2005年9月21日(水)「しんぶん赤旗」

主張

米軍再編協議

自治体・住民の反対の声きけ


 政府は、総選挙で先延ばしにしていた在日米軍再編協議の中間報告を、十月には公表しようとしています。町村外相は、十七日の日米外相会談で、在日米軍再編の協議を加速させると表明しました。

 中間報告は、個別の基地の移転・統合を含んでいます。しかし候補地はどこでも、自治体ぐるみで再編に反対しています。小泉自公政権が、議席増を盾にして強権で再編受け入れを押し付けようとすれば、自治体・住民の反発はますます大きくなります。

■首長を先頭に

 神奈川県座間市と相模原市は、米陸軍第一軍団司令部の米軍キャンプ座間への移転に、市をあげて反対しています。今回の再編でキャンプ座間は、後方支援司令部機能から先制攻撃戦争を指揮・命令する司令塔に変質するのですから、基地機能強化と基地恒久化への反対を基本にすえる両市が反対するのは当然です。政府は、すでに、両市が提出した署名―座間市の人口の半数・約六万人、相模原市の人口の三分の一の二十万人以上―を受け取っているはずです。キャンプ座間を戦争の司令塔にするのはやめるべきです。

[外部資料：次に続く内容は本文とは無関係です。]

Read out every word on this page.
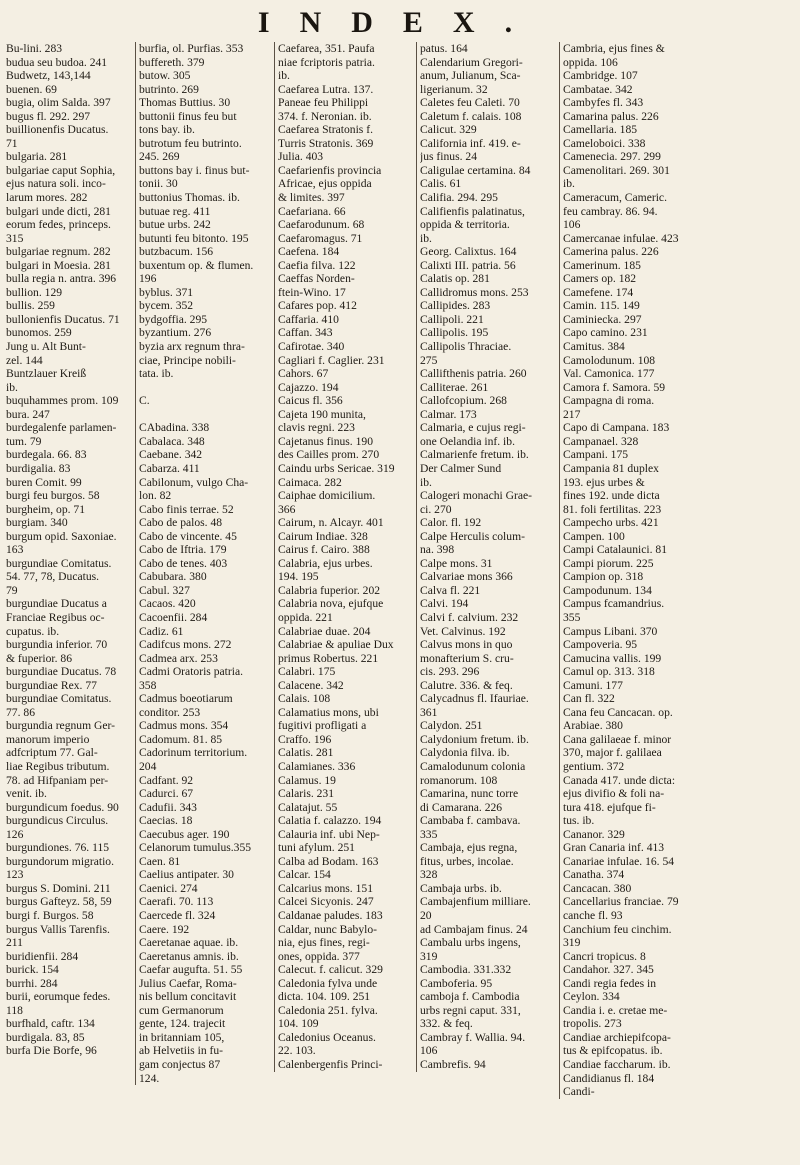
INDEX.
Bu-lini. 283
budua seu budoa. 241
Budwetz, 143,144
buenen. 69
bugia, olim Salda. 397
bugus fl. 292. 297
buillionenfis Ducatus.
71
bulgaria. 281
bulgariae caput Sophia,
ejus natura soli. inco-
larum mores. 282
bulgari unde dicti, 281
eorum fedes, princeps.
315
bulgariae regnum. 282
bulgari in Moesia. 281
bulla regia n. antra. 396
bullion. 129
bullis. 259
bullonienfis Ducatus. 71
bunomos. 259
Jung u. Alt Bunt-
zel. 144
Buntzlauer Kreiß
ib.
buquhammes prom. 109
bura. 247
burdegalenfe parlamen-
tum. 79
burdegala. 66. 83
burdigalia. 83
buren Comit. 99
burgi feu burgos. 58
burgheim, op. 71
burgiam. 340
burgum opid. Saxoniae.
163
burgundiae Comitatus.
54. 77, 78, Ducatus.
79
burgundiae Ducatus a
Franciae Regibus oc-
cupatus. ib.
burgundia inferior. 70
& fuperior. 86
burgundiae Ducatus. 78
burgundiae Rex. 77
burgundiae Comitatus.
77. 86
burgundia regnum Ger-
manorum imperio
adfcriptum 77. Gal-
liae Regibus tributum.
78. ad Hifpaniam per-
venit. ib.
burgundicum foedus. 90
burgundicus Circulus.
126
burgundiones. 76. 115
burgundorum migratio.
123
burgus S. Domini. 211
burgus Gafteyz. 58, 59
burgi f. Burgos. 58
burgus Vallis Tarenfis.
211
buridienfii. 284
burick. 154
burrhi. 284
burii, eorumque fedes.
118
burfhald, caftr. 134
burdigala. 83, 85
burfa Die Borfe, 96
burfia, ol. Purfias. 353
buffereth. 379
butow. 305
butrinto. 269
Thomas Buttius. 30
buttonii finus feu but
tons bay. ib.
butrotum feu butrinto.
245. 269
buttons bay i. finus but-
tonii. 30
buttonius Thomas. ib.
butuae reg. 411
butue urbs. 242
butunti feu bitonto. 195
butzbacum. 156
buxentum op. & flumen.
196
byblus. 371
bycem. 352
bydgoffia. 295
byzantium. 276
byzia arx regnum thra-
ciae, Principe nobili-
tata. ib.
C.
CAbadina. 338
Cabalaca. 348
Caebane. 342
Cabarza. 411
Cabilonum, vulgo Cha-
lon. 82
Cabo finis terrae. 52
Cabo de palos. 48
Cabo de vincente. 45
Cabo de Iftria. 179
Cabo de tenes. 403
Cabubara. 380
Cabul. 327
Cacaos. 420
Cacoenfii. 284
Cadiz. 61
Cadifcus mons. 272
Cadmea arx. 253
Cadmi Oratoris patria.
358
Cadmus boeotiarum
conditor. 253
Cadmus mons. 354
Cadomum. 81. 85
Cadorinum territorium.
204
Cadfant. 92
Cadurci. 67
Cadufii. 343
Caecias. 18
Caecubus ager. 190
Celanorum tumulus.355
Caen. 81
Caelius antipater. 30
Caenici. 274
Caerafi. 70. 113
Caercede fl. 324
Caere. 192
Caeretanae aquae. ib.
Caeretanus amnis. ib.
Caefar augufta. 51. 55
Julius Caefar, Roma-
nis bellum concitavit
cum Germanorum
gente, 124. trajecit
in britanniam 105,
ab Helvetiis in fu-
gam conjectus 87
124.
Caefarea, 351. Paufa
niae fcriptoris patria.
ib.
Caefarea Lutra. 137.
Paneae feu Philippi
374. f. Neronian. ib.
Caefarea Stratonis f.
Turris Stratonis. 369
Julia. 403
Caefarienfis provincia
Africae, ejus oppida
& limites. 397
Caefariana. 66
Caefarodunum. 68
Caefaromagus. 71
Caefena. 184
Caefia filva. 122
Caeffas Norden-
ftein-Wino. 17
Cafares pop. 412
Caffaria. 410
Caffan. 343
Cafirotae. 340
Cagliari f. Caglier. 231
Cahors. 67
Cajazzo. 194
Caicus fl. 356
Cajeta 190 munita,
clavis regni. 223
Cajetanus finus. 190
des Cailles prom. 270
Caindu urbs Sericae. 319
Caimaca. 282
Caiphae domicilium.
366
Cairum, n. Alcayr. 401
Cairum Indiae. 328
Cairus f. Cairo. 388
Calabria, ejus urbes.
194. 195
Calabria fuperior. 202
Calabria nova, ejufque
oppida. 221
Calabriae duae. 204
Calabriae & apuliae Dux
primus Robertus. 221
Calabri. 175
Calacene. 342
Calais. 108
Calamatius mons, ubi
fugitivi profligati a
Craffo. 196
Calatis. 281
Calamianes. 336
Calamus. 19
Calaris. 231
Calatajut. 55
Calatia f. calazzo. 194
Calauria inf. ubi Nep-
tuni afylum. 251
Calba ad Bodam. 163
Calcar. 154
Calcarius mons. 151
Calcei Sicyonis. 247
Caldanae paludes. 183
Caldar, nunc Babylo-
nia, ejus fines, regi-
ones, oppida. 377
Calecut. f. calicut. 329
Caledonia fylva unde
dicta. 104. 109. 251
Caledonia 251. fylva.
104. 109
Caledonius Oceanus.
22. 103.
Calenbergenfis Princi-
patus. 164
Calendarium Gregori-
anum, Julianum, Sca-
ligerianum. 32
Caletes feu Caleti. 70
Caletum f. calais. 108
Calicut. 329
California inf. 419. e-
jus finus. 24
Caligulae certamina. 84
Calis. 61
Califia. 294. 295
Califienfis palatinatus,
oppida & territoria.
ib.
Georg. Calixtus. 164
Calixti III. patria. 56
Calatis op. 281
Callidromus mons. 253
Callipides. 283
Callipoli. 221
Callipolis. 195
Callipolis Thraciae.
275
Callifthenis patria. 260
Calliterae. 261
Callofcopium. 268
Calmar. 173
Calmaria, e cujus regi-
one Oelandia inf. ib.
Calmarienfe fretum. ib.
Der Calmer Sund
ib.
Calogeri monachi Grae-
ci. 270
Calor. fl. 192
Calpe Herculis colum-
na. 398
Calpe mons. 31
Calvariae mons 366
Calva fl. 221
Calvi. 194
Calvi f. calvium. 232
Vet. Calvinus. 192
Calvus mons in quo
monafterium S. cru-
cis. 293. 296
Calutre. 336. & feq.
Calycadnus fl. Ifauriae.
361
Calydon. 251
Calydonium fretum. ib.
Calydonia filva. ib.
Camalodunum colonia
romanorum. 108
Camarina, nunc torre
di Camarana. 226
Cambaba f. cambava.
335
Cambaja, ejus regna,
fitus, urbes, incolae.
328
Cambaja urbs. ib.
Cambajenfium milliare.
20
ad Cambajam finus. 24
Cambalu urbs ingens,
319
Cambodia. 331.332
Camboferia. 95
camboja f. Cambodia
urbs regni caput. 331,
332. & feq.
Cambray f. Wallia. 94.
106
Cambrefis. 94
Cambria, ejus fines &
oppida. 106
Cambridge. 107
Cambatae. 342
Cambyfes fl. 343
Camarina palus. 226
Camellaria. 185
Cameloboici. 338
Camenecia. 297. 299
Camenolitari. 269. 301
ib.
Cameracum, Cameric.
feu cambray. 86. 94.
106
Camercanae infulae. 423
Camerina palus. 226
Camerinum. 185
Camers op. 182
Camefene. 174
Camin. 115. 149
Caminiecka. 297
Capo camino. 231
Camitus. 384
Camolodunum. 108
Val. Camonica. 177
Camora f. Samora. 59
Campagna di roma.
217
Capo di Campana. 183
Campanael. 328
Campani. 175
Campania 81 duplex
193. ejus urbes &
fines 192. unde dicta
81. foli fertilitas. 223
Campecho urbs. 421
Campen. 100
Campi Catalaunici. 81
Campi piorum. 225
Campion op. 318
Campodunum. 134
Campus fcamandrius.
355
Campus Libani. 370
Campoveria. 95
Camucina vallis. 199
Camul op. 313. 318
Camuni. 177
Can fl. 322
Cana feu Cancacan. op.
Arabiae. 380
Cana galilaeae f. minor
370, major f. galilaea
gentium. 372
Canada 417. unde dicta:
ejus divifio & foli na-
tura 418. ejufque fi-
tus. ib.
Cananor. 329
Gran Canaria inf. 413
Canariae infulae. 16. 54
Canatha. 374
Cancacan. 380
Cancellarius franciae. 79
canche fl. 93
Canchium feu cinchim.
319
Cancri tropicus. 8
Candahor. 327. 345
Candi regia fedes in
Ceylon. 334
Candia i. e. cretae me-
tropolis. 273
Candiae archiepifcopa-
tus & epifcopatus. ib.
Candiae faccharum. ib.
Candidianus fl. 184
Candi-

 キャンプ座間に、二〇〇六年度中に新設される陸上自衛隊中央即応集団の司令部を置く計画も伝えられています。これは、司令部要員(二百三十人)、第一空挺(くうてい)団(千八百人)、特殊作戦群(三百人)、第一ヘリコプター団(六百人)、第一〇一特殊武器防護隊(百五十人)、国際活動教育隊(約八十人)など三千二百人からなる本格的な海外派兵部隊です。

 中央即応集団の司令部をキャンプ座間におくということは、アメリカの先制攻撃戦争のための日米一体化を一段と進める、海外で米軍とともにたたかう態勢づくりを意味します。キャンプ座間の再編は、座間、相模原両市のみならず、国民全体にとって重大な問題です。

 岩国基地に米海軍厚木基地の空母艦載機部隊を移す問題でも、山口県岩国市、広島県江田島市など基地周辺の十市町の首長が力をあわせて反対運動を進めています。岩国市や広島県宮島町では、合わせて六万人の住民署名が集まりました。

 沖縄の普天間基地問題では、米軍は、県民の運動で辺野古沖への移転が見通しのたたない状態に追い込まれても、引き続き県内たらい回しに固執しています。北部名護市にあるキャンプ・シュワブの山間部や同基地付近の浅い海上リーフ(環礁)への移転案も出ていますが、周辺住民に騒音被害やヘリ墜落などの危険をもたらすことになりかねません。

 政府は、自治体がこれほどまでに基地の移転や統合に反対していることを真剣に考慮すべきです。自治体は、憲法の自治の原則にもとづいて、住民のいのちとくらしを守る責任があります。「住民の福祉の増進をはかる」(地方自治法)ためには、平和が前提です。米軍基地がこれまで以上に戦争と直結した足場になれば、住民の願いにかなった行政を進めることはできません。

 政府がやるべきことは、アメリカ政府に、自治体と住民が受け入れを反対していることを伝え、再編を断念することを求めることです。

■政府追い込む運動に

 米軍再編に反対する全国の運動が示すことは、もはや自治体・住民は、小泉自公民政府のいいなりではないということです。

 日本共産党は、全国の運動に呼応して、米軍再編反対、基地縮小・撤去のために力をつくします。